Nell’estate del 1959 Ernesto De Martino avviò un’esplorazione etnografica con l’obiettivo di dimostrare che il tarantismo era un fenomeno culturale storico-religioso anziché una malattia somatica o psichiatrica. Con un’équipe composta da un medico, uno psichiatra e uno psicologo, un etnomusicologo, un’antropologa e un assistente sociale, si focalizzò sul territorio salentino per studiare nel dettaglio i comportamenti dei tarantati e ciò che li distingueva dai malati comuni, andando così a tracciare i confini di un approccio metodologico nuovo e senza tempo ancora oggi di grande rilievo nella cultura italiana.
Quando parliamo di terra del rimorso parliamo dell’Italia meridionale, e in modo particolare della Puglia, di quella terra che Salvatore Quasimodo descrisse come una terra spaccata dal sole e dalla solitudine, dove «avara è l’acqua a scendere anche dal cielo e gli animali battono con gli zoccoli un tempo che ha invisibili mutamenti». Una terra rovente in cui dimora «il ragno della follia e dell’assenza» che si impadronisce del sangue di corpi delicati, «che conoscono soltanto il lavoro arido della terra».
In questi luoghi nasce il tarantismo, un fenomeno storico-religioso nato nel Medioevo e protrattosi sino al ‘700 e oltre. Si tratta di un’istituzione religiosa prevalentemente contadina caratterizzata dal ragno che morde e avvelena, e dalla musica, dalla danza e dai colori che esorcizzerebbero la vittima dal morso avvelenato. In questo senso, come spiega l’etnologo Ernesto De Martino, la terra del rimorso è la terra del cattivo passato che torna, rigurgita e opprime col suo rigurgito.
Ernesto De Martino fu ispirato ad approfondire la ricerca sul tema del tarantismo dopo aver visto delle fotografie di André Martin raffiguranti delle scene che ogni anno in estate si svolgevano nella cappella di S. Paolo in Galatina. Nelle fotografie era raffigurata una giovane saltellante su una mensola dell’altare e poi riposante sulla tavola eucaristica, un vecchio disteso, supino e urlante a braccia alzate, e accanto a lui altre giovani donne vestite di bianco, anche loro visibilmente a disagio.
Si tratta di un’istituzione religiosa prevalentemente contadina caratterizzata dal ragno che morde e avvelena, e dalla musica, dalla danza e dai colori che esorcizzerebbero la vittima dal morso avvelenato.

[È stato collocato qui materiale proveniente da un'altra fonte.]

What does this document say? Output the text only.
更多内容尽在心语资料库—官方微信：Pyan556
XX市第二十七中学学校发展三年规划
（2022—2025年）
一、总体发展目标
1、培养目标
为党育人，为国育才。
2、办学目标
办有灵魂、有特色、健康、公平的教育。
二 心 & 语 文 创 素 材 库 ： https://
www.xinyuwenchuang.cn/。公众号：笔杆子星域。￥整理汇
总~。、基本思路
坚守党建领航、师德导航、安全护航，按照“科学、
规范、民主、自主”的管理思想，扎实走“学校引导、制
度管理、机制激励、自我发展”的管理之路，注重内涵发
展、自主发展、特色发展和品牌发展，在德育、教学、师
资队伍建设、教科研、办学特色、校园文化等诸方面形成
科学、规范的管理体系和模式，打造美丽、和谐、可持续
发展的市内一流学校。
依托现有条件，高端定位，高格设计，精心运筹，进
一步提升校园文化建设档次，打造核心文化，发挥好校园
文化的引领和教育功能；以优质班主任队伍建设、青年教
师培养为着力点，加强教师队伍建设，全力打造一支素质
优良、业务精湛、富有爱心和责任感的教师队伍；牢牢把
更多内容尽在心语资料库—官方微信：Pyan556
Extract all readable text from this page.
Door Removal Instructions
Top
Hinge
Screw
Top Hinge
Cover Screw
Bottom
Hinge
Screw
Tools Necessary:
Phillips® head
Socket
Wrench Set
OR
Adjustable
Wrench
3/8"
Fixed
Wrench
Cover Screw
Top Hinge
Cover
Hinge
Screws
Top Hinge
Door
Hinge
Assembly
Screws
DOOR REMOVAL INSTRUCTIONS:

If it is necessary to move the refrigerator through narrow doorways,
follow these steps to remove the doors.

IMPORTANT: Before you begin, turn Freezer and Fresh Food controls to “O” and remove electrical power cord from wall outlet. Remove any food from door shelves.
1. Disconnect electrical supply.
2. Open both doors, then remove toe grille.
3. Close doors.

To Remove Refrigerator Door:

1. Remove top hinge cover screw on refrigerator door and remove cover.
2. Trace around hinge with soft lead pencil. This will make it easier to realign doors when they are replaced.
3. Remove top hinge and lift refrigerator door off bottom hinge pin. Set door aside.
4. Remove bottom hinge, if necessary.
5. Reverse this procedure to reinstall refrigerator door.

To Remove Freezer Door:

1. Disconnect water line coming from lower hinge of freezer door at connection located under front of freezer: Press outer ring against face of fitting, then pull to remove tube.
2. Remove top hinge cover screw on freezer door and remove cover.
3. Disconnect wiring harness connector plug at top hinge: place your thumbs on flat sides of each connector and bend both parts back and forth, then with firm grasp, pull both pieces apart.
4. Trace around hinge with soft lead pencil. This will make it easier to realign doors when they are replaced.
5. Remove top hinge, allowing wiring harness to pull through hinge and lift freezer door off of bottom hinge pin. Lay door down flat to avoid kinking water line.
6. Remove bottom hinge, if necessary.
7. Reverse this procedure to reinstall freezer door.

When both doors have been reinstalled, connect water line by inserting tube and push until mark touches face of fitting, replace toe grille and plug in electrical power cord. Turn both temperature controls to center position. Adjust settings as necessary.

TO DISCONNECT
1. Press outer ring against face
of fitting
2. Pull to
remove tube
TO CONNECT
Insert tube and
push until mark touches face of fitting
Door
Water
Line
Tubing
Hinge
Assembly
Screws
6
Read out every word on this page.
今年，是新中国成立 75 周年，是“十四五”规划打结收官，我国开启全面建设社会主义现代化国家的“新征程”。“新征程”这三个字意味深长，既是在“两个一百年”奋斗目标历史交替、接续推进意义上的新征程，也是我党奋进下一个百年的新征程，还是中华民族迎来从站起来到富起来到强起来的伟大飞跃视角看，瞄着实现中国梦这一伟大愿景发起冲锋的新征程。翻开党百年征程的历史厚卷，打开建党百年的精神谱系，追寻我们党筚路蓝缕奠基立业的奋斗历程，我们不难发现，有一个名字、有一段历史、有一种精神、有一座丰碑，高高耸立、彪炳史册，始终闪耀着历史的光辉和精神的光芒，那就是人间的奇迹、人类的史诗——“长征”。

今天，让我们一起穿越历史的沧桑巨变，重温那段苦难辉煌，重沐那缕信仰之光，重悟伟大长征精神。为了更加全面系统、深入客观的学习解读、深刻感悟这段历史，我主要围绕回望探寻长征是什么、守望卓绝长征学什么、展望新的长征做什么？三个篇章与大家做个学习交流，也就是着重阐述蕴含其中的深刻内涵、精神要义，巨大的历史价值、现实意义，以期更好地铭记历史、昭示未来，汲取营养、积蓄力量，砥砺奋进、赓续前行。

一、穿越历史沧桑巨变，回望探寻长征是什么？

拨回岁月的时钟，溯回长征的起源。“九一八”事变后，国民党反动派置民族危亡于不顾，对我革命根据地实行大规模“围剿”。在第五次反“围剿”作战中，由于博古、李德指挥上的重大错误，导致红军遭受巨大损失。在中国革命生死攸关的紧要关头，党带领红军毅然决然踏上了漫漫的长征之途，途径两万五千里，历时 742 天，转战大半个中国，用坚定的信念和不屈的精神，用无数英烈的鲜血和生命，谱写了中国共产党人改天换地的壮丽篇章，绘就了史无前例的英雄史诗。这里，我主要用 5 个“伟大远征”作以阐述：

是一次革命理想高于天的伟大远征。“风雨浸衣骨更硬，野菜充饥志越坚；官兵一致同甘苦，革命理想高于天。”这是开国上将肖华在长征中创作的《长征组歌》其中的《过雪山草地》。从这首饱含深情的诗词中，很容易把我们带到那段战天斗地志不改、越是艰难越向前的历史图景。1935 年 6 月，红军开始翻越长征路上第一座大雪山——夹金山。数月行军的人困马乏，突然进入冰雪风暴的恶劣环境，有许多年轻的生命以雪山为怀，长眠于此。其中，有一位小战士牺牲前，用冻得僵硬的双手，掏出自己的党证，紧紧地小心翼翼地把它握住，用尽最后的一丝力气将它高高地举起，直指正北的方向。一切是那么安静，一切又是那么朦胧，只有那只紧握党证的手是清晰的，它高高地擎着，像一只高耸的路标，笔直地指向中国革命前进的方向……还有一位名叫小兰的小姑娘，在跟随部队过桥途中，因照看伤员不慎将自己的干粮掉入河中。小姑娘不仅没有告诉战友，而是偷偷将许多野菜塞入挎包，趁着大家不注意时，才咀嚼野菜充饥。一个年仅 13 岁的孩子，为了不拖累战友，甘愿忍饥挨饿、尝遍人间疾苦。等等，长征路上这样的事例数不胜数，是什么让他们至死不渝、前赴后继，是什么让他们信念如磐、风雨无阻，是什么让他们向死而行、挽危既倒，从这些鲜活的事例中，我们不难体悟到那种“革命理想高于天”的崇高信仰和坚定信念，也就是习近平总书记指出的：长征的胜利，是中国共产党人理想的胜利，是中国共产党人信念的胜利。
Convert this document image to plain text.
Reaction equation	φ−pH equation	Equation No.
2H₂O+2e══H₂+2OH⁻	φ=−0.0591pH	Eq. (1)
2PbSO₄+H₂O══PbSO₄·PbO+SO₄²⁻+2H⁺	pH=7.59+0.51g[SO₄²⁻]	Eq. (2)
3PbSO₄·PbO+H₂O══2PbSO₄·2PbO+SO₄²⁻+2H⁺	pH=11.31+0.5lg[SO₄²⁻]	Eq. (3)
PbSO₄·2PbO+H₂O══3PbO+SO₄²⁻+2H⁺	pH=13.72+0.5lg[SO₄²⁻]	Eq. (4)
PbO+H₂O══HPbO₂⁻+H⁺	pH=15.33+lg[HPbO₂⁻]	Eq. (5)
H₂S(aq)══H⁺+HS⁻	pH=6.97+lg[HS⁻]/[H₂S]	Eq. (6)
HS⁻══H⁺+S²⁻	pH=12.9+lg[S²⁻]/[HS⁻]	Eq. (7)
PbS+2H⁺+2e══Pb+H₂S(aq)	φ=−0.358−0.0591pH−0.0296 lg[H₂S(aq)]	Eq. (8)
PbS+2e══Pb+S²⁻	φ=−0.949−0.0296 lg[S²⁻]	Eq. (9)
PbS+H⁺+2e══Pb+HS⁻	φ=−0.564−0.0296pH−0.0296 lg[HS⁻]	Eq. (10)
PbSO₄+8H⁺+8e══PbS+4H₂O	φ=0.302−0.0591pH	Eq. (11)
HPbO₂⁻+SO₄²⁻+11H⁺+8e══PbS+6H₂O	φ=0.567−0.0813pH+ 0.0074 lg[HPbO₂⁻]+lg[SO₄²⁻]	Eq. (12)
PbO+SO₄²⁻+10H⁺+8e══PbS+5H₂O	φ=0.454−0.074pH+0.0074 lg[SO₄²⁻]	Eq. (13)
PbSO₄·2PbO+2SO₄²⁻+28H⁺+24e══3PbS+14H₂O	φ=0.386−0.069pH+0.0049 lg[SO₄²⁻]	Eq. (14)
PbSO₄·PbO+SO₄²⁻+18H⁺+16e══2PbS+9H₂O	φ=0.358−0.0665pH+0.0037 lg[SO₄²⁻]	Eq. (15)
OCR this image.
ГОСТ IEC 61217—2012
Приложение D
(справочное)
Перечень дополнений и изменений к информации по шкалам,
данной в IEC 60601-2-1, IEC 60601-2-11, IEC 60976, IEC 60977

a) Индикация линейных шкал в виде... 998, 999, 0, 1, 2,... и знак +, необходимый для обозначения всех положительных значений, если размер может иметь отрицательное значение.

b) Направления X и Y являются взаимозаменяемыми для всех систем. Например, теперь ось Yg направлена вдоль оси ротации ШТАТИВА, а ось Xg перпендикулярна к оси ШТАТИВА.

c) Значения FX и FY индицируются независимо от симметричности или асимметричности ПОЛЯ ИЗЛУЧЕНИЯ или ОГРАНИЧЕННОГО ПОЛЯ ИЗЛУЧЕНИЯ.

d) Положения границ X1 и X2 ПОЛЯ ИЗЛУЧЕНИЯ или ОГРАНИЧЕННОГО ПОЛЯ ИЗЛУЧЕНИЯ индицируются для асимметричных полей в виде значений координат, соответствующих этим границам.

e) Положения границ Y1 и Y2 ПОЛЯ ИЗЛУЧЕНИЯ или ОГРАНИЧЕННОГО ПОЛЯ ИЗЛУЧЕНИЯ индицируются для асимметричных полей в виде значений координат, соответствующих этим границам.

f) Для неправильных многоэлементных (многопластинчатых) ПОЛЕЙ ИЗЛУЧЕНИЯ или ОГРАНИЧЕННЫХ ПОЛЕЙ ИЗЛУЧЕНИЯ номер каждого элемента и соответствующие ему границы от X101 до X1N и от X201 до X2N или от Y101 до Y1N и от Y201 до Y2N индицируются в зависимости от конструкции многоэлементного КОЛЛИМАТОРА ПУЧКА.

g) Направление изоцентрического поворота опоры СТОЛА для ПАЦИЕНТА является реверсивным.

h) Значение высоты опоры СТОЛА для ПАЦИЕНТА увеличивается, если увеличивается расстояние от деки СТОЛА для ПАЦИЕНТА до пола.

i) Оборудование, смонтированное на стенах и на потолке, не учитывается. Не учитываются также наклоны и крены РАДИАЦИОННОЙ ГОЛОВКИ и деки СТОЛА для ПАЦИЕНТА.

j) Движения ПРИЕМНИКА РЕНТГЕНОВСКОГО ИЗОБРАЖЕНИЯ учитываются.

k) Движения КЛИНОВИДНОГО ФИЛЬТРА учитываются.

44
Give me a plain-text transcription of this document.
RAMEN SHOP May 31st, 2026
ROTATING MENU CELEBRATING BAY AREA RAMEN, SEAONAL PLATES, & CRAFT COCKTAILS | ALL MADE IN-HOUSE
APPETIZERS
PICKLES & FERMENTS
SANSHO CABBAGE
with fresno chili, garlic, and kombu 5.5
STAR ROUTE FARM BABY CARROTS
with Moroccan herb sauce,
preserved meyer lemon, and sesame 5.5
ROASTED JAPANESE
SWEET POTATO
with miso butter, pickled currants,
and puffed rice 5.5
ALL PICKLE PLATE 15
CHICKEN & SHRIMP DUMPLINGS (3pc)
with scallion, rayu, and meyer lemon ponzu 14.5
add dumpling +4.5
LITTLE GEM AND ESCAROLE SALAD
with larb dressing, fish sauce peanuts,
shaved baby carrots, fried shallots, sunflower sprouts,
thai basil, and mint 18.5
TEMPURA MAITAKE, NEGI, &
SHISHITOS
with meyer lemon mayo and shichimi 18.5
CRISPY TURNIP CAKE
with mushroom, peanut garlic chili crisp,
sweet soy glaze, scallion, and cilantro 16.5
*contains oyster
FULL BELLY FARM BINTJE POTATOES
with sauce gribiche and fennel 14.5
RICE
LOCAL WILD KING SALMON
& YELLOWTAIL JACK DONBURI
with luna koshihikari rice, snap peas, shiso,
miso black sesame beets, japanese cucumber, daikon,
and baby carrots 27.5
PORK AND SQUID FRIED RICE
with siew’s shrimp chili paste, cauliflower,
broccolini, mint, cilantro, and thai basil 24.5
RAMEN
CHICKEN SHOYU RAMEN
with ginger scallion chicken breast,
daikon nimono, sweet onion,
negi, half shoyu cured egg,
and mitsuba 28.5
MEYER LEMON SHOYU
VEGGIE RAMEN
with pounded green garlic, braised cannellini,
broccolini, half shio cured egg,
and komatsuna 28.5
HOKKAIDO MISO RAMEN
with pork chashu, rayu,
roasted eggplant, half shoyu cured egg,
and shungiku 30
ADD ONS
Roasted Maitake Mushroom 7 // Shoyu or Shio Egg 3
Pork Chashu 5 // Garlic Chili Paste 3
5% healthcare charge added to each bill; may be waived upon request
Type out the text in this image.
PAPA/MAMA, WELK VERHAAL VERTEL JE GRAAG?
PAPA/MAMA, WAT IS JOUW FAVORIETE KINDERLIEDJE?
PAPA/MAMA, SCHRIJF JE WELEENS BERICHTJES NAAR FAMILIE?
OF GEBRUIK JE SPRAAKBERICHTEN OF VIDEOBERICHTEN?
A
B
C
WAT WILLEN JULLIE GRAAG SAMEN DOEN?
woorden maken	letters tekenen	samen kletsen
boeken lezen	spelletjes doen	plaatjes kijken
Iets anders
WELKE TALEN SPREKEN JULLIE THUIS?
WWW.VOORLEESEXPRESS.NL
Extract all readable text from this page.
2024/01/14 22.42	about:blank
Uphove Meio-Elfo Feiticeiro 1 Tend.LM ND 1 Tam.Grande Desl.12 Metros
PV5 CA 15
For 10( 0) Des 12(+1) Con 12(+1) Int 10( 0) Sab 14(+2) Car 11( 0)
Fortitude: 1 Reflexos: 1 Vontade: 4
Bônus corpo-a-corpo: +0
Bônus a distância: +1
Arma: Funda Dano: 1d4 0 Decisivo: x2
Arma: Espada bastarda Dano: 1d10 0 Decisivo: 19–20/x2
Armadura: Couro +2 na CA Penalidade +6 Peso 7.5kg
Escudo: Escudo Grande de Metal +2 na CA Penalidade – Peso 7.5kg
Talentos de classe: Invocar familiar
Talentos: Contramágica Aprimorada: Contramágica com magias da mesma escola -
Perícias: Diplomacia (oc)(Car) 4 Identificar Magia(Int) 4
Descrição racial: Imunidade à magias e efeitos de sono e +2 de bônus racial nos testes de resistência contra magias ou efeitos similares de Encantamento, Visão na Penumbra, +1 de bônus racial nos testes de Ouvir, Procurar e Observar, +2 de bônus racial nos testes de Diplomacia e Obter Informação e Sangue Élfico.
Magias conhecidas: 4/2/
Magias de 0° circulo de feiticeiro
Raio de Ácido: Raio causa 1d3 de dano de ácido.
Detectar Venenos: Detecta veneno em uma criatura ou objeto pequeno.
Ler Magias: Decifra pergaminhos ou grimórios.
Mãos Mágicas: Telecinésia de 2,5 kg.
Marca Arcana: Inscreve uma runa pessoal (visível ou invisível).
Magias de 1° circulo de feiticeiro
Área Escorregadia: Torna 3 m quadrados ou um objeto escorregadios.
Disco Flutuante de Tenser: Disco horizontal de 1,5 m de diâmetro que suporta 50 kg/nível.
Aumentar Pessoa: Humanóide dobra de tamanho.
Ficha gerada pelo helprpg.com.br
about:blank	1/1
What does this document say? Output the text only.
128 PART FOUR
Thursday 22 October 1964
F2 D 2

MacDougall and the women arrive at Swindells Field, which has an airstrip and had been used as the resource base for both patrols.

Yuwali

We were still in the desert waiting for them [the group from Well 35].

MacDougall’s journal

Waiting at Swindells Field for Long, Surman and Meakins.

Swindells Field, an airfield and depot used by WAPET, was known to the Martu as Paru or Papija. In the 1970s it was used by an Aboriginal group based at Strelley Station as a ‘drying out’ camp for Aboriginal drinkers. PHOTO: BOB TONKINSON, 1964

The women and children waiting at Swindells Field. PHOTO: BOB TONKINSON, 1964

I protagonisti delle fotografie erano «i tarantati», arrivati da diverse zone del Salento, dove nell’intimità dei loro domicili avevano da poco messo in scena un rito peculiare: tramite il vivace simbolismo della musica, della danza e dei colori si erano sottoposti all’esorcismo della taranta, un ragno velenoso il cui morso gettava in un «mortale languore» o in una «disperata agitazione senza orizzonte». Il morso poteva essere interpretato in senso realistico ma anche in senso mitico-rituale: l’esorcismo musicale infatti ricordava la catarsi musicale praticata in antichità in tutta la Grecia, e «le tarantate», scrisse De Martino, «ricordavano menadi, baccanti, coribanti e tutto quello che costituiva la vita religiosa del mondo antico», caratterizzata da atteggiamenti spesso maniacali e ripetitivi.
La ricerca di De Martino sul campo cominciò nell’estate del 1959, proprio a Galatina, dove con l’équipe di esperti che aveva messo insieme campionò ben trentacinque tarantati, di cui diciannove vennero scelti a caso da visitare successivamente nei loro paesi di provenienza. L’occasione per il campionamento si presentò il 29 giugno, quando i tarantati partivano dai loro paesini d’origine per raggiungere la cappella di S. Paolo, dove potevano ringraziare il Santo della guarigione ottenuta o implorarlo nel caso in cui non fosse ancora arrivata.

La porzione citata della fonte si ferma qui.